Personalmente penso che occorra una drastica rimessa in discussione degli attuali ammortizzatori sociali, che vada verso la creazione di un unico ammortizzatore sociale, appunto il RBI. Troppe sono le distorsioni, le iniquità e l’impraticabilità di accesso di quelli attuali. Alcune precondizioni potrebbero essere utili:
• La separazione tra assistenza e previdenza, ovvero tra fiscalità generale a carico della collettività e contributi sociali, a carico dei lavoratori e delle imprese (Inps). In altre parole, la somma che finanzia il reddito di base non deve derivare dai contributi sociali, ma piuttosto dal pagamento delle tasse dirette e indirette e dalle entrate fiscali generali dello Stato, relative ai diversi cespiti di reddito, qualunque sia la loro provenienza. Il reddito di base incorpora, sostituisce e universalizza gli attuali iniqui, parziali e distorsivi ammortizzatori sociali, non più da contabilizzare nel bilancio Inps ma all’interno del bilancio dello Stato (Legge Finanziaria nazionale e regionale). In tal modo, si riducono i contributi sociali (per la quota relativa agli ammortizzatori sociali), con l’effetto di far aumentare i salari e ridurre il costo del lavoro per le imprese.
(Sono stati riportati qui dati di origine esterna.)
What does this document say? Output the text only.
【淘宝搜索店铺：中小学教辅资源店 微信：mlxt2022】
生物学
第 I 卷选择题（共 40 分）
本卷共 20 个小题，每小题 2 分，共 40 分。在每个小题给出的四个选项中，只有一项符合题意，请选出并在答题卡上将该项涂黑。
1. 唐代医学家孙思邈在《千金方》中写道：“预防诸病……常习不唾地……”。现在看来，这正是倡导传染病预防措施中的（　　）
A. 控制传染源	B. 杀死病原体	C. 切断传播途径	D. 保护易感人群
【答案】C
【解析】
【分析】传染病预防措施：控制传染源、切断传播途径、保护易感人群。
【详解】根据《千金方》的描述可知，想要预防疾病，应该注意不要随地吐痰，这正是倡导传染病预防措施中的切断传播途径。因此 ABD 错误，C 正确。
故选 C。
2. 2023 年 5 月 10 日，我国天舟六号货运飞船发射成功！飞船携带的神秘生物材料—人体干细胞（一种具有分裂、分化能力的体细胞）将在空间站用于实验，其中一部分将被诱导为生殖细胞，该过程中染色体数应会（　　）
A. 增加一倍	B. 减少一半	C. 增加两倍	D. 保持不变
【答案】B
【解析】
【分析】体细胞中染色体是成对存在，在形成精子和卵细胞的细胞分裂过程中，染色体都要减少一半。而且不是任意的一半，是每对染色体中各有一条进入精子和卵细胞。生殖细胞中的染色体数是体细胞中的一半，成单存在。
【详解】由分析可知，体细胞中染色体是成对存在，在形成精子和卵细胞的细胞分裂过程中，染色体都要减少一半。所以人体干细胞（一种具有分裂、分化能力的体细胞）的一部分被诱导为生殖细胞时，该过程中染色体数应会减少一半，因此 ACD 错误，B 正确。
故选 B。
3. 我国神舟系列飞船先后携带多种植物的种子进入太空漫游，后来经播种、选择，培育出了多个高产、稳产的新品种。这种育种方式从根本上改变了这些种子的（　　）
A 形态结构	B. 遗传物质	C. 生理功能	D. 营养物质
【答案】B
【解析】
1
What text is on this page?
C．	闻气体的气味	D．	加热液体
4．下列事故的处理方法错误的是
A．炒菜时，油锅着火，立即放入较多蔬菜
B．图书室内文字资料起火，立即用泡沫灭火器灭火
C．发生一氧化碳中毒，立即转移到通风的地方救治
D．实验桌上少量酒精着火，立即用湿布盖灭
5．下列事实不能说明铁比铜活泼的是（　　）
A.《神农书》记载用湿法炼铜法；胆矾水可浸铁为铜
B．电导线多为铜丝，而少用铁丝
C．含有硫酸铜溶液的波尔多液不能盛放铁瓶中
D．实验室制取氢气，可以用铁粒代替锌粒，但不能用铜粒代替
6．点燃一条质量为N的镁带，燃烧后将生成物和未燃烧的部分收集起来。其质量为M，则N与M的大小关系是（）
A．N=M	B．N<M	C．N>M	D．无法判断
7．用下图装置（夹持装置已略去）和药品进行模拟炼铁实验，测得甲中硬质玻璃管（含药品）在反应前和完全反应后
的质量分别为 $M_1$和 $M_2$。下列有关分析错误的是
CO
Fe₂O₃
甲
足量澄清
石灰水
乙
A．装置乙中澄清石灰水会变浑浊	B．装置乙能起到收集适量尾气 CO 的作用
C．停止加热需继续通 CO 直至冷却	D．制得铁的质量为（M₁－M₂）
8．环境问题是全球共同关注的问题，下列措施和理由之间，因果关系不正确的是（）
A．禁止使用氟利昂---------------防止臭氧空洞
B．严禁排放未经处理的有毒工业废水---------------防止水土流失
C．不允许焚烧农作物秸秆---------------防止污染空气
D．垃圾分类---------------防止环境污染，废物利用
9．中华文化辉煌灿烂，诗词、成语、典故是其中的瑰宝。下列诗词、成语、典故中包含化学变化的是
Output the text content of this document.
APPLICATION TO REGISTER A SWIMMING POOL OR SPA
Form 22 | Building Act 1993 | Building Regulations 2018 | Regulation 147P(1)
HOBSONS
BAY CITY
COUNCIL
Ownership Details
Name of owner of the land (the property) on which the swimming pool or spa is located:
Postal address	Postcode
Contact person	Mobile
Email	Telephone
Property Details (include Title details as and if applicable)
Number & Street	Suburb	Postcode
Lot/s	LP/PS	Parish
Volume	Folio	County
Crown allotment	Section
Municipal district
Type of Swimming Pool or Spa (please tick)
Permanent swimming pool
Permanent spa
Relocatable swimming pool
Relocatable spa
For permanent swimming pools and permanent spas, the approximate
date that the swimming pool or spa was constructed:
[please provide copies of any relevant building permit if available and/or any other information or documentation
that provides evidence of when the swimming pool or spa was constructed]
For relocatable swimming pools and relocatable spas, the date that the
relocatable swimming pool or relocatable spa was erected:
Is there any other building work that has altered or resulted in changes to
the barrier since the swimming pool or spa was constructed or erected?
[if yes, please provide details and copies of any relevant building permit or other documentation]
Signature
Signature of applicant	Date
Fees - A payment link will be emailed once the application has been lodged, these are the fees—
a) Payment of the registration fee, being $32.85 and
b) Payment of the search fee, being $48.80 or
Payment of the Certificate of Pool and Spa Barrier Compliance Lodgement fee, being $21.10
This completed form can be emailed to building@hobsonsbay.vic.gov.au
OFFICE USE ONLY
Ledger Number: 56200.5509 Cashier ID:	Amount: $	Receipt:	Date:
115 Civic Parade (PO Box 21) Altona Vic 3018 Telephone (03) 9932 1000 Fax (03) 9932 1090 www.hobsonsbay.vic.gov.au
• La costituzione di un bilancio autonomo di welfare. Occorre costituire e definire un bilancio suo proprio, dove vengono contabilizzate tutte le voci di entrata e di uscita, ovvero le fonti di finanziamento e le voci di spesa. La legge quadro 328/2000 di “riforma del welfare locale”, unitamente ad altre disposizioni legislative precedenti (in particolare il D.L. 31 marzo 1998, n. 112), consente tale innovazione, anche grazie alla possibile costituzione di un Osservatorio Regionale sul Welfare, che abbia come compito il monitoraggio della spesa sociale e la sua efficacia, l’analisi della composizione della ricchezza, della struttura del mercato del lavoro, della distribuzione del reddito e l’individuazione delle fasce sociali a rischio di povertà ed esclusione sociale. Tale bilancio è un sotto insieme del bilancio generale (regionale, nazionale o europeo). Tale operazione consente un processo di razionalizzazione, semplificazione e trasparenza, in grado di:
1. ridurre gli ambiti discrezionali di gestione del bilancio in materia di welfare, oggi suddivisi tra assessorati diversi (o centri di spesa) con bilanci separati, ognuno dei quali rappresenta un centro di potere;
2. ridurre le sovrapposizioni e le moltiplicazioni di spese e provvedimenti di protezione sociale, con un risparmio di bilancio, che si stima essere intorno al 5-7%;
3. snellire l’iter burocratico e centralizzare il processo di controllo e di monitoraggio, riducendo ulteriormente i costi della macchina statale.
• Ridefinizione, a fini fiscali, del concetto di attività lavorativa. Una definizione omogenea, seppur flessibile, di prestazione lavorativa, basata sul grado di dipendenza e di etero direzione, è necessaria per un equo trattamento nell’imposizione fiscale e nella contribuzione previdenziale.